Charlie and the Bus to the Burbs

It was a windy day today in America’s windiest major city, as I waited half an hour for the bus to the suburbs. I was the only one at the stop for a while, which normally would mean I’d missed the bus, but in this case meant that the bus was so behind schedule that my fellow 8:45am commuters had caught the 8:10 sometime around 8:40, leaving us suckers who show up at 8:43 in the lurch.

When the bus finally arrived, the bus driver told us (me and some serious stragglers) what went so horribly wrong: the new CharlieCard machines have been installed on my bus route.  Now I’ve seen the dread beasties on the occasional 66, but I figured my bus had far too high a number to get Charlie’s attention so soon.

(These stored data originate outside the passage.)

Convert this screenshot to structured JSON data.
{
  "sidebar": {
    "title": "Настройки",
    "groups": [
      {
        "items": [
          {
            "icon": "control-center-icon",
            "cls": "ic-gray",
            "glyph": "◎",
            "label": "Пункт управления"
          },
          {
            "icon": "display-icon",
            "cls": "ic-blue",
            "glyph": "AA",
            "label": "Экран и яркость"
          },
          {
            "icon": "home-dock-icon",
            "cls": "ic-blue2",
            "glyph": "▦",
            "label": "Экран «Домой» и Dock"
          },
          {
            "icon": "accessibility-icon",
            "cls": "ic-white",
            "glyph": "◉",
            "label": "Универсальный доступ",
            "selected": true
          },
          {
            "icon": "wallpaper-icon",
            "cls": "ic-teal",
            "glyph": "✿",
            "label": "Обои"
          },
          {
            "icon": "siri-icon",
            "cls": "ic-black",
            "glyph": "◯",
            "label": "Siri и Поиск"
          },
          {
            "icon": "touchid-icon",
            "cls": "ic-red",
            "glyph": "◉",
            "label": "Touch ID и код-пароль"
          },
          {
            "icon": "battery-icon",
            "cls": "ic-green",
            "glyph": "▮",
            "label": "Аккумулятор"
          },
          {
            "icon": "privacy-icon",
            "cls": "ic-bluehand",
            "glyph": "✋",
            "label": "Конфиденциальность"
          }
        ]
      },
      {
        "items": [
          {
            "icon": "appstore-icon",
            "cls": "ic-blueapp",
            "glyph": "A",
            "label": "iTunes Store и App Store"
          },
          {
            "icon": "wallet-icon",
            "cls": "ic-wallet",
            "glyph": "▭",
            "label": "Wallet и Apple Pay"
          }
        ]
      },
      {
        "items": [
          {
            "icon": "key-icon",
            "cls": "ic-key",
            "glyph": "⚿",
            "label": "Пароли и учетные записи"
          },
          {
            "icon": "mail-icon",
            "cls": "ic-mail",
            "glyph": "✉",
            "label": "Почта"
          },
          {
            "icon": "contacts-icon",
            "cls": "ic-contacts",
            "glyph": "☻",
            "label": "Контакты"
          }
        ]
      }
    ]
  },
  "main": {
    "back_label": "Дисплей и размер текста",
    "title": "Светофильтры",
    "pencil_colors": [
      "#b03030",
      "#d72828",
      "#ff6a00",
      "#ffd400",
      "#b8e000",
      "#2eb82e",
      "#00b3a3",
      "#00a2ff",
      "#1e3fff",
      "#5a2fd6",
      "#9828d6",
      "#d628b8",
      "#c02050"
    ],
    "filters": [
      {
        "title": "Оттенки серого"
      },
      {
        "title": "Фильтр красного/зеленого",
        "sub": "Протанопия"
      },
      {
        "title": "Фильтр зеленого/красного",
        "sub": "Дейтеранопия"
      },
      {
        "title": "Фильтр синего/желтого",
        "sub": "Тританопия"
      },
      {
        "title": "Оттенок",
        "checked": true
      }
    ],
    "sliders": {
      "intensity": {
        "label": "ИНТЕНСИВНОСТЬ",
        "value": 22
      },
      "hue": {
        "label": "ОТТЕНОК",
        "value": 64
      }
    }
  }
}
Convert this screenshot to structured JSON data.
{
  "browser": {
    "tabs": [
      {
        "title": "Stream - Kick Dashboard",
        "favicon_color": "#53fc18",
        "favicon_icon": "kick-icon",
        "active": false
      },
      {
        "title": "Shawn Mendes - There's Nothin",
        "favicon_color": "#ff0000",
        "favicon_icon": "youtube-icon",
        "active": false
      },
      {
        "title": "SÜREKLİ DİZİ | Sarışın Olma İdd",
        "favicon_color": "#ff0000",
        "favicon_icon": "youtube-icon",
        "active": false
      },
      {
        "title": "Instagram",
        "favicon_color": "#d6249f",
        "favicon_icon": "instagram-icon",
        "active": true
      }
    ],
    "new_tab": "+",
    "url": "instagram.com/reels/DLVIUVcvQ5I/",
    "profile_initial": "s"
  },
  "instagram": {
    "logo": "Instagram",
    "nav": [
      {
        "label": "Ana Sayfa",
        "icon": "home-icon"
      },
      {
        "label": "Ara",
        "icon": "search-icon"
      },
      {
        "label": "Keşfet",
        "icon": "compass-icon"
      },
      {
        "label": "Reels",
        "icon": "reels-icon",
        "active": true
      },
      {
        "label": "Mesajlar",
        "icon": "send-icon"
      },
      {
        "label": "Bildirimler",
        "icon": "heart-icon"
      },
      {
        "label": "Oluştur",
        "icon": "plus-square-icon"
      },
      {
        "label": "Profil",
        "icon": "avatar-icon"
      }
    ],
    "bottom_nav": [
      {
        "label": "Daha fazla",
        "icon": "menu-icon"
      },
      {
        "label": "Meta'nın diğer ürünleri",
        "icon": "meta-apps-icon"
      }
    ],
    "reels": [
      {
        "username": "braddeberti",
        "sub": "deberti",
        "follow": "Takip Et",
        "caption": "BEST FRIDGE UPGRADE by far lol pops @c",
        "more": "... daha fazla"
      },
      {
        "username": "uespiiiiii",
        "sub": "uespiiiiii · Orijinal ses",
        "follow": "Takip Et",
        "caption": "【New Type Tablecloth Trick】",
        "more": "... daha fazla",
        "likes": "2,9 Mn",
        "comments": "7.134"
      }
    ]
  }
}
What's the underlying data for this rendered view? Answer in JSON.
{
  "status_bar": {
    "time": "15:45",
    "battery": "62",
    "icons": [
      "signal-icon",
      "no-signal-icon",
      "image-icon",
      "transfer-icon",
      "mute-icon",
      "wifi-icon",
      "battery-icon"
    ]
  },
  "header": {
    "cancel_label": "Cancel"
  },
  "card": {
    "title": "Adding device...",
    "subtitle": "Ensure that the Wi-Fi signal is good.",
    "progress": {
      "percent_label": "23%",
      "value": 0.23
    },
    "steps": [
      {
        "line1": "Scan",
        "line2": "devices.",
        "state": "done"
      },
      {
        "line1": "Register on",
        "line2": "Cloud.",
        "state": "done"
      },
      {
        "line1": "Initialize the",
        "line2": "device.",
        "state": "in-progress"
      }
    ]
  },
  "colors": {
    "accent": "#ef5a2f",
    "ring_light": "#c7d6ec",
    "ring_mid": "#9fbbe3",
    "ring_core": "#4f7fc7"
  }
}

But I guess it’s not so soon anymore.  The new fare machines were so much more trouble for everyone to use, from the driver to those of us with passes holepunched onto our keychains to the poor low-tech slobs passing three dollars and change into the dollar-sucker every day, that the cumulative delay of rush hour added up to half an hour.

Keep in mind that the full trip to the far corner of the burbs takes 45 minutes (fortunately I don’t have to go that far), so the half-hour late bus I stepped onto could only have been on its fourth run or so of the day. In addition, the burb-ward morning runs are relatively underpopulated compared to the full buses coming into the city, and sometimes the bus just goes back empty and out-of-service for another burb-to-Boston run instead.

I live in fear of the day Charlie comes to the green line trolleys.